Use pre-configured presets

If you wish to modify the default configuration, you can do so by selecting a pre-configured preset.

MOSTLY AI offers the following pre-configured presets:

PresetDescriptionBehavior
AccuracyRuns training until the model reaches the highest possible accuracy (lowest validation loss). Takes the longest.Full training with maximum epochs and sample size for best accuracy.
SpeedShortcut to reduce maximum training epochs and sample size.Faster training while still achieving high accuracy.
TurboMinimal training with reduced epochs and sample size.Fastest option; best for quick sense checks where lower accuracy is tolerable.

Use a custom configuration

Each table in the subject dataset has a dedicated AI model trained to generate downstream synthetic data. Each model has a number of parameters which can be customized to your use case.

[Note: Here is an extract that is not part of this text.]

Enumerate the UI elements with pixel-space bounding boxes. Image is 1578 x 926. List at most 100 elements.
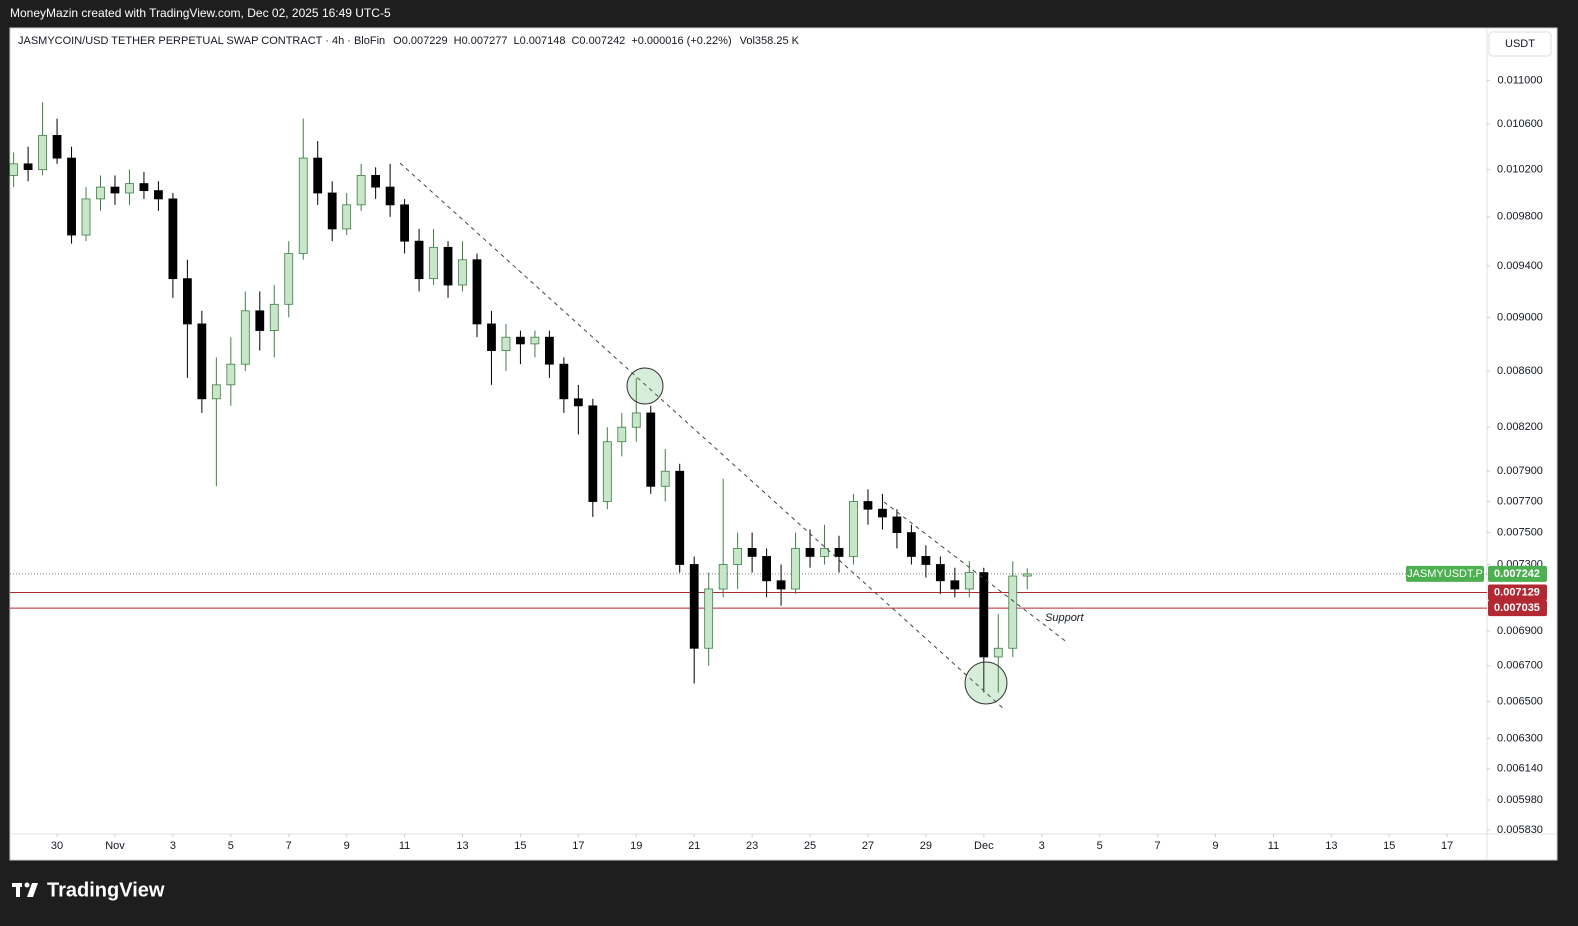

Customizable model parameters are:

ParameterDescriptionDefault
Max sample sizeMaximum percentage of the dataset to be used, see Training sample size for more informationAll available rows
Max training timeMaximum duration allowed for training in minutes10
Max training epochsMaximum number of training iterations100
ModelMOSTLY AI model to train, see Model size for more informationMOSTLY_AI/Medium
Physical batch sizeNumber of samples processed per training stepAuto
Gradient accumulation stepsNumber of forward and backward passes performed before a single optimizer step is takenAuto
Max sequence window (linked tables & Text)Maximum rows considered for linked/text sequences100

Training sample size

By default, MOSTLY AI uses all records in a table to train the model for that table. If your model configuration already uses a percentage or number of rows that are less than what you have in your original table, you can increase that for higher model accuracy.

You can configure the training sample size for each table from the Model configuration page of a generator.

Steps

  1. With an untrained generator open, go to the Model configuration page by clicking Configure models.
  2. Click a model to expand its settings.
  3. Set the Max sample size as number of rows.
    • For subject tables, you set the number of rows to be used for training from the original subject table.
    • For linked tables, you set the number of sequences (the sequences equal the number of subjects) to be used for training.
      💡
      The training size of linked tables is defined by the number of sequences. A sequence is the defined as 1 subject (sample) from the subject table and all of its related samples from the linked table. Think of the training size for linked tables as defined by the number of subjects or sequences used to pull the related sequences for a subject.

Model Size

Model size defines the amount of internal parameters that the AI model uses to learn from your data. A larger model uses more parameters to analyze and train on your data. You can use three different model sizes.

ModelDescription
MOSTLY_AI/SmallUses fewer parameters, takes less memory and time, at the cost of accuracy.
MOSTLY_AI/MediumUses optimal parameters and is best for most use cases.
MOSTLY_AI/LargeCan further improve accuracy for large datasets, but requires significantly more memory and compute time.

You can configure the model size from the Model configuration page of a generator.

Steps

  1. With an untrained generator open, go to the Model configuration page by clicking Configure models.
  2. Click a model to expand its settings.
  3. For Model, select the model size you wish to use.